Delta view works by coordinating data extraction and materialization. You may do so by:

  1. Schedule data extraction by StitchData, Fivetran, or create a task in Airflow.
  2. Define delta views. We recommend managing it with dbt with a macro like in the example above.
  3. Schedule the materialization by DWH’s scheduling feature if available or set up a job by yourself.

These steps may sound complex and the efficient coordination between the schedules at Step 1 & 3 could be tricky.

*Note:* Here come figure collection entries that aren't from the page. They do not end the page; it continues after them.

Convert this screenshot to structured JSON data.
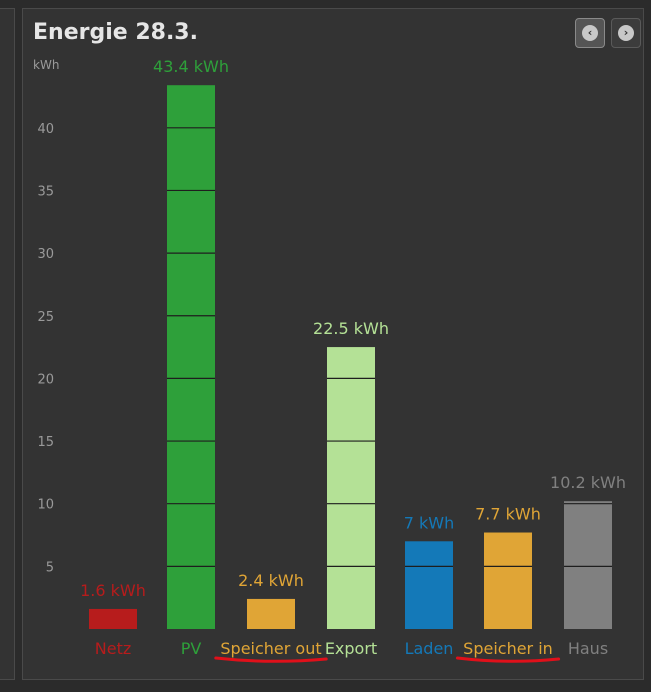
{
  "header": {
    "title": "Energie 28.3.",
    "prev_icon": "chevron-left-icon",
    "next_icon": "chevron-right-icon"
  },
  "chart_data": {
    "type": "bar",
    "title": "Energie 28.3.",
    "ylabel": "kWh",
    "ylim": [
      0,
      45
    ],
    "yticks": [
      5,
      10,
      15,
      20,
      25,
      30,
      35,
      40
    ],
    "segment_step": 5,
    "categories": [
      "Netz",
      "PV",
      "Speicher out",
      "Export",
      "Laden",
      "Speicher in",
      "Haus"
    ],
    "values": [
      1.6,
      43.4,
      2.4,
      22.5,
      7,
      7.7,
      10.2
    ],
    "value_labels": [
      "1.6 kWh",
      "43.4 kWh",
      "2.4 kWh",
      "22.5 kWh",
      "7 kWh",
      "7.7 kWh",
      "10.2 kWh"
    ],
    "colors": [
      "#b71c1c",
      "#2ea03a",
      "#e0a536",
      "#b4e196",
      "#1479b8",
      "#e0a536",
      "#808080"
    ],
    "underlined": [
      "Speicher out",
      "Speicher in"
    ],
    "underline_color": "#e0101a",
    "grid": false
  }
}
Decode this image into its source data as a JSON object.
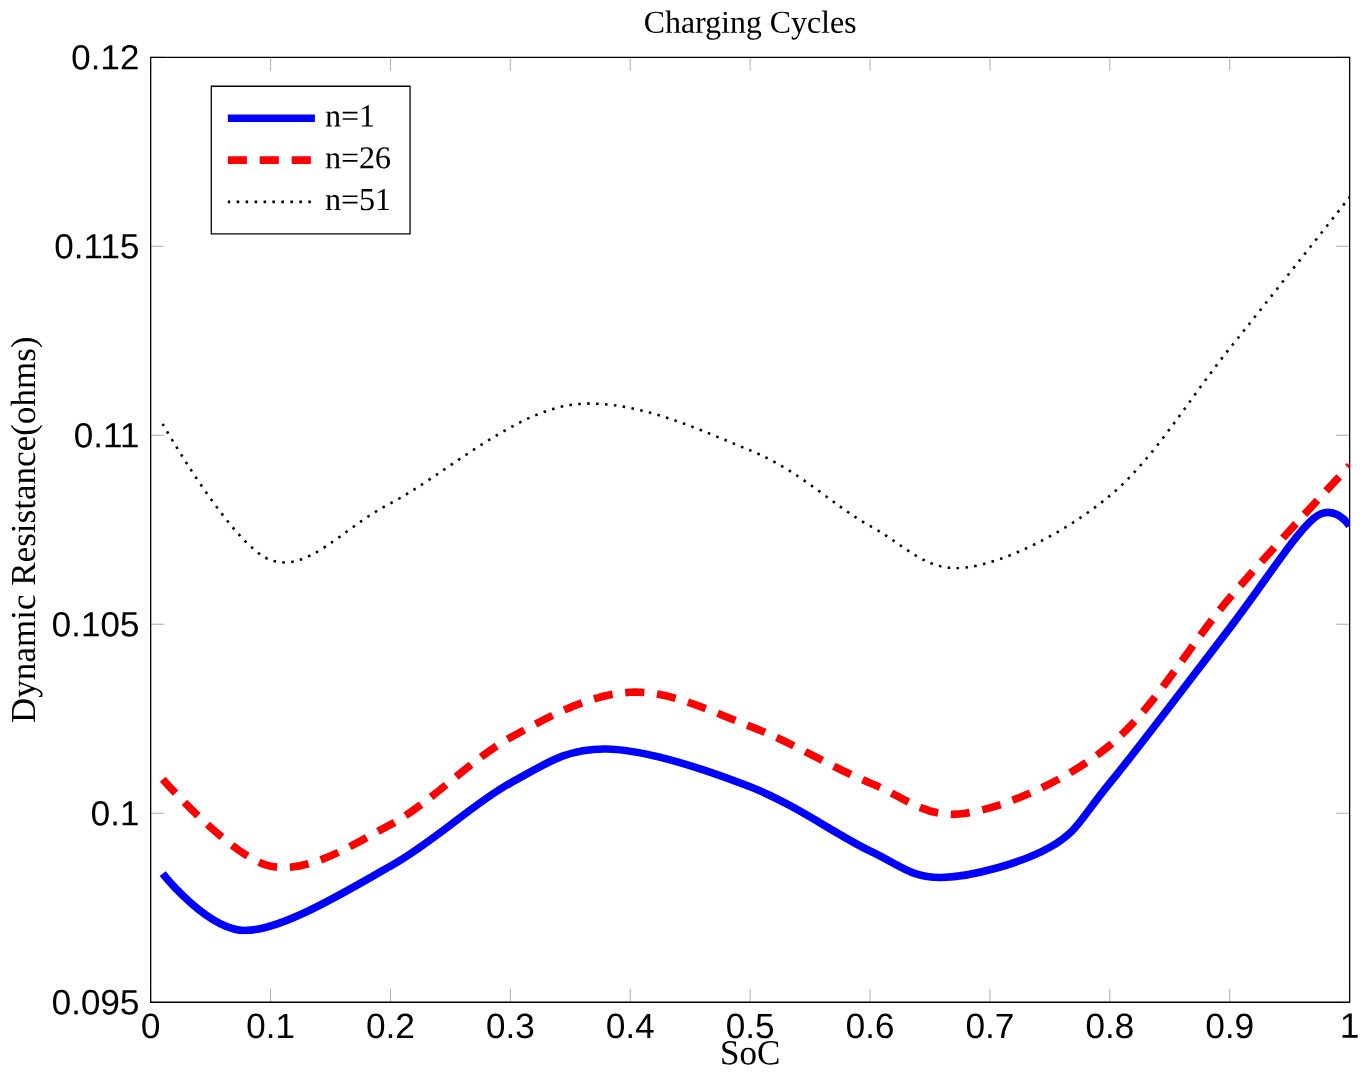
{
  "chart_data": {
    "type": "line",
    "title": "Charging Cycles",
    "xlabel": "SoC",
    "ylabel": "Dynamic Resistance(ohms)",
    "xlim": [
      0,
      1
    ],
    "ylim": [
      0.095,
      0.12
    ],
    "xticks": [
      0,
      0.1,
      0.2,
      0.3,
      0.4,
      0.5,
      0.6,
      0.7,
      0.8,
      0.9,
      1
    ],
    "yticks": [
      0.095,
      0.1,
      0.105,
      0.11,
      0.115,
      0.12
    ],
    "legend": "top left",
    "grid": false,
    "series": [
      {
        "name": "n=1",
        "color": "#0000ff",
        "line_style": "solid",
        "x": [
          0.01,
          0.08,
          0.2,
          0.3,
          0.38,
          0.5,
          0.6,
          0.66,
          0.75,
          0.8,
          0.9,
          0.97,
          1.0
        ],
        "values": [
          0.0984,
          0.0969,
          0.0986,
          0.1008,
          0.1017,
          0.1007,
          0.099,
          0.0983,
          0.0991,
          0.1008,
          0.1049,
          0.1078,
          0.1076
        ]
      },
      {
        "name": "n=26",
        "color": "#ff0000",
        "line_style": "dashed",
        "x": [
          0.01,
          0.1,
          0.2,
          0.3,
          0.4,
          0.5,
          0.6,
          0.68,
          0.8,
          0.9,
          1.0
        ],
        "values": [
          0.1009,
          0.0986,
          0.0997,
          0.102,
          0.1032,
          0.1023,
          0.1008,
          0.1,
          0.1018,
          0.1057,
          0.1092
        ]
      },
      {
        "name": "n=51",
        "color": "#000000",
        "line_style": "dotted",
        "x": [
          0.01,
          0.1,
          0.2,
          0.35,
          0.5,
          0.6,
          0.68,
          0.8,
          0.9,
          1.0
        ],
        "values": [
          0.1103,
          0.1067,
          0.1082,
          0.1108,
          0.1096,
          0.1076,
          0.1065,
          0.1084,
          0.1123,
          0.1163
        ]
      }
    ]
  }
}
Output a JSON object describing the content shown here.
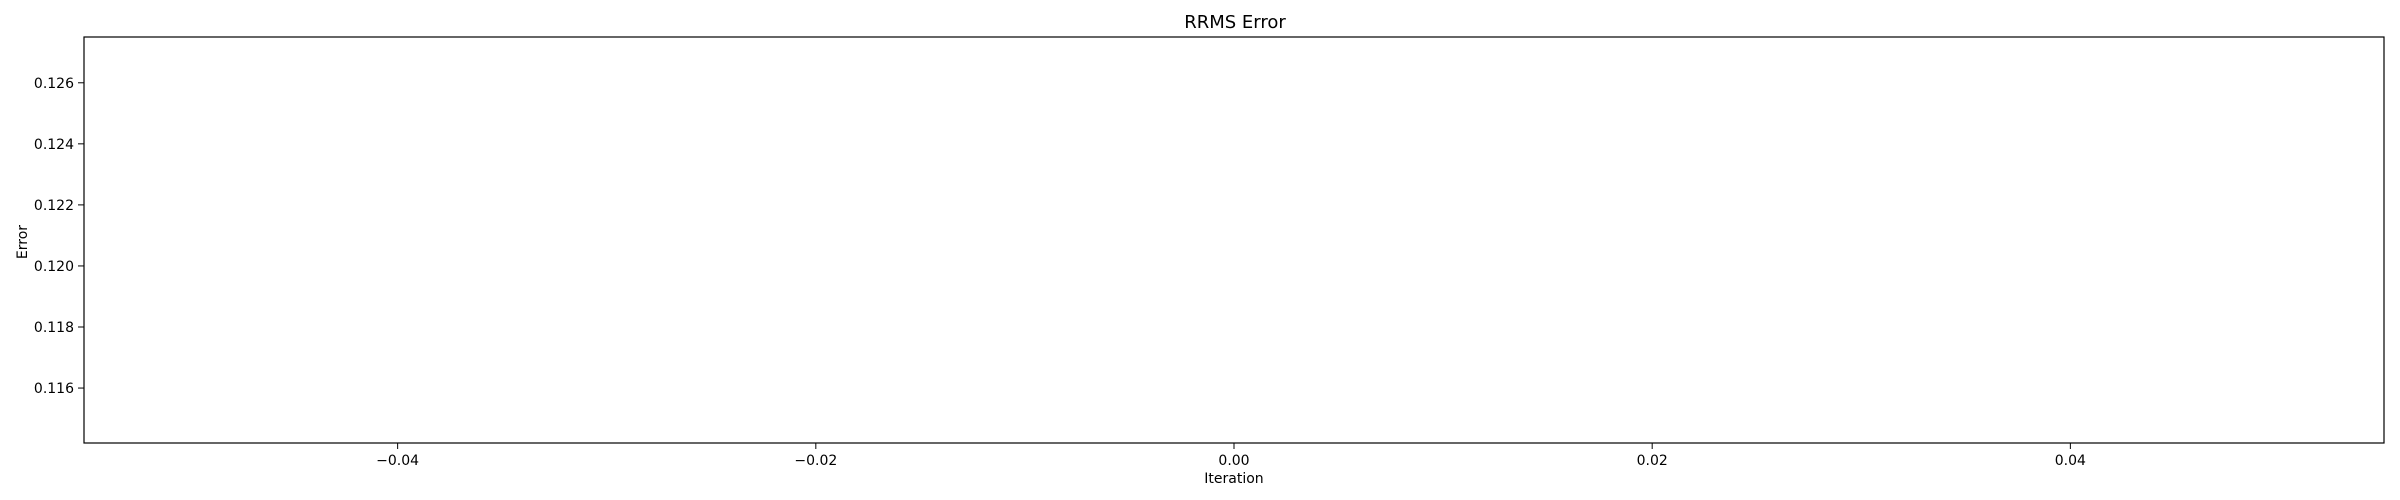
{
  "chart_data": {
    "type": "line",
    "title": "RRMS Error",
    "xlabel": "Iteration",
    "ylabel": "Error",
    "xlim": [
      -0.055,
      0.055
    ],
    "ylim": [
      0.1142,
      0.1275
    ],
    "xticks": [
      -0.04,
      -0.02,
      0.0,
      0.02,
      0.04
    ],
    "xtick_labels": [
      "−0.04",
      "−0.02",
      "0.00",
      "0.02",
      "0.04"
    ],
    "yticks": [
      0.116,
      0.118,
      0.12,
      0.122,
      0.124,
      0.126
    ],
    "ytick_labels": [
      "0.116",
      "0.118",
      "0.120",
      "0.122",
      "0.124",
      "0.126"
    ],
    "grid": false,
    "series": []
  }
}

Note: handoff.cloud can run all 3 steps together whenever the data is replicated. This seamless delta view process resolves the coordination issues and generates the most up-to-date data with the lowest query cost. Plus, our fully customizable service can integrate data from the applications not supported by existing connectors in the market. We can also support more complex ELT logic and custom transformations. Learn more at handoff.cloud

Conclusion

As your data and team grow bigger, the query cost and efficiency become a headache to analytics managers. The use of a partitioned table and the materialized table save you DWH cost and increase the cluster efficiency. Delta views are an efficient way of pulling up-to-date metrics while keeping the query cost low.